1.5. Da memória e do testemunho, cortes aparentes

1.5.1. Dor e amor nas representações de gênero por Clara Charf

Há discursos testemunhais de tanta relevância que validam ou viabilizam a narrativa. É quando a memória ecoa a partir de um passado-presentificado (ou seria um presente que se tornou pretérito no Brasil?) sob tensão. Uma narrativa que ocorre ao som de tiros, compassado pelo espectro de virtudes, idealismo, fugidio entre o ontem e o presente que sobrou além dos documentos. Nas páginas biográficas escritas por Mário Magalhães, e também nas obras de Emiliano José e de Edson Teixeira da Silva Junior, ou nos documentários dirigidos por Isa Ferraz e Sílvio Tendler, uma personagem testemunhal, em especial, lança luz a discussões que se tornam referenciais nessas obras.
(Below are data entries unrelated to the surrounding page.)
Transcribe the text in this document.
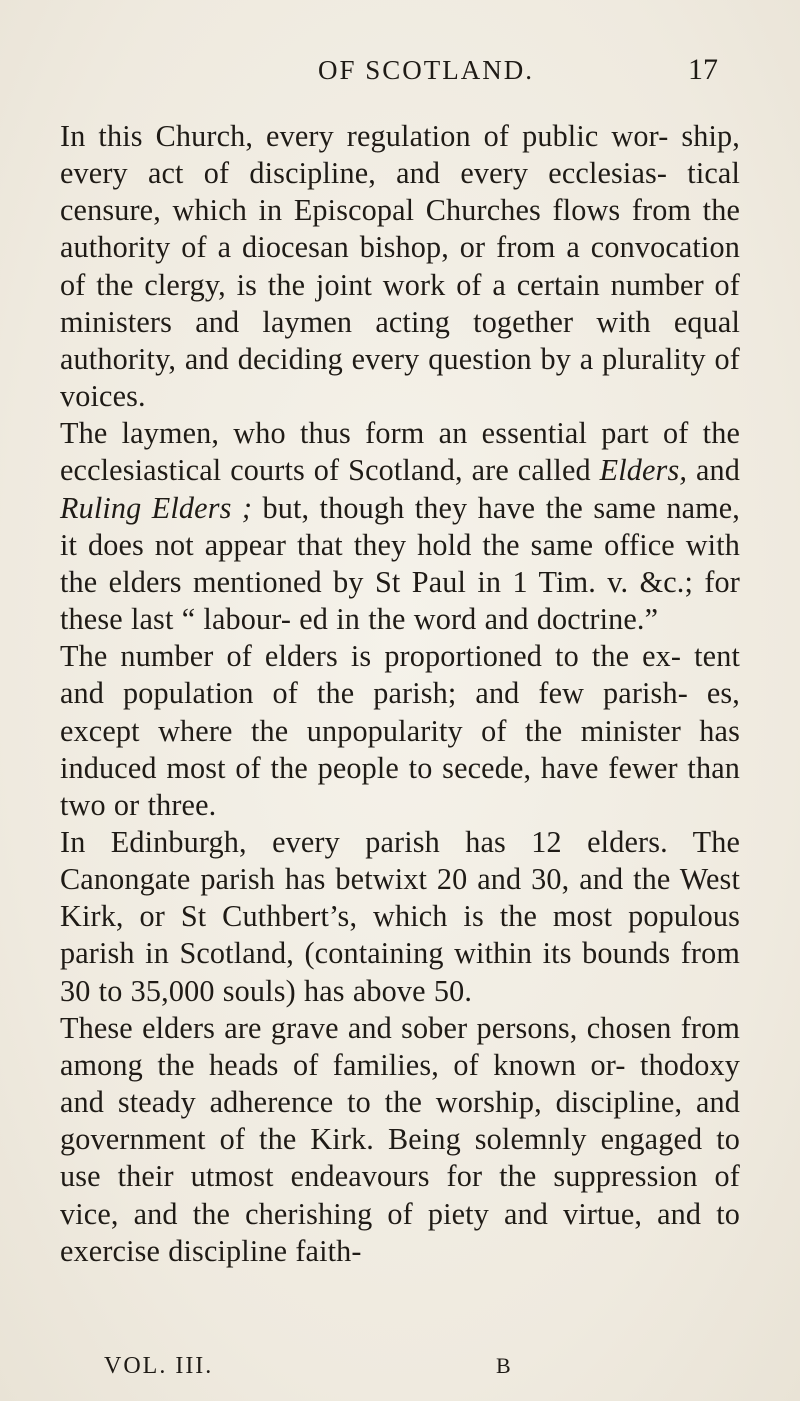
OF SCOTLAND.	17

In this Church, every regulation of public wor- ship, every act of discipline, and every ecclesias- tical censure, which in Episcopal Churches flows from the authority of a diocesan bishop, or from a convocation of the clergy, is the joint work of a certain number of ministers and laymen acting together with equal authority, and deciding every question by a plurality of voices.

The laymen, who thus form an essential part of the ecclesiastical courts of Scotland, are called Elders, and Ruling Elders ; but, though they have the same name, it does not appear that they hold the same office with the elders mentioned by St Paul in 1 Tim. v. &c.; for these last “ labour- ed in the word and doctrine.”

The number of elders is proportioned to the ex- tent and population of the parish; and few parish- es, except where the unpopularity of the minister has induced most of the people to secede, have fewer than two or three.

In Edinburgh, every parish has 12 elders. The Canongate parish has betwixt 20 and 30, and the West Kirk, or St Cuthbert’s, which is the most populous parish in Scotland, (containing within its bounds from 30 to 35,000 souls) has above 50.

These elders are grave and sober persons, chosen from among the heads of families, of known or- thodoxy and steady adherence to the worship, discipline, and government of the Kirk. Being solemnly engaged to use their utmost endeavours for the suppression of vice, and the cherishing of piety and virtue, and to exercise discipline faith-

VOL. III.	B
É Clara Charf (a companheira de vida de Carlos Marighella), representada como uma mulher idealista, esposa do guerrilheiro durante 20 anos, de 1949 até o dia do assassinato dele, em novembro de 1969.

Essa mulher é identificada também como uma militante audaciosa e forte na jornada de combate a ditaduras (primeiro a de Vargas e, depois, a dos militares que tomaram o poder em 1964). Em um contraponto à ideia permanente que “Marighella é valente”, Clara ajuda a refazer a trajetória de um homem estudioso, determinado e “doce”. Sob essa autorização do sentir, Clara é representada como “amorosa”,

“sensível” e “idealista”. Mas, na trama, a revolucionária é apresentada em deslocamento, parceira do protagonista, e ativa nas reuniões da ALN, em contato com as ações urbanas de guerrilha. Vale, nesse sentido, em uma análise mais pontual sobre essas questões de gênero, o que Dalcastagnè (2015) havia criticado sobre ser primazia de personagens masculinos da ficção o movimento entre terrenos urbanos, restando à mulher o deslocamento para outros cenários, fora da cidade ou do país.

Nesse contexto de representação de gêneros, é indissociável a ideia do masculino guerreiro x feminino guerreiro. Mas as reafirmações de diferentes matizes, como de “beleza”, “organização”, “persistência”, “doçura” e “cuidado” são emprestadas de forma especial a essa personagem. Se Carlos age de forma até misteriosa, Clara é quem traz a narrativa para a racionalidade e a faz aflorar. Nos filmes, a personagem gravada demonstra imprecisões e incertezas ao relatar acontecimentos específicos.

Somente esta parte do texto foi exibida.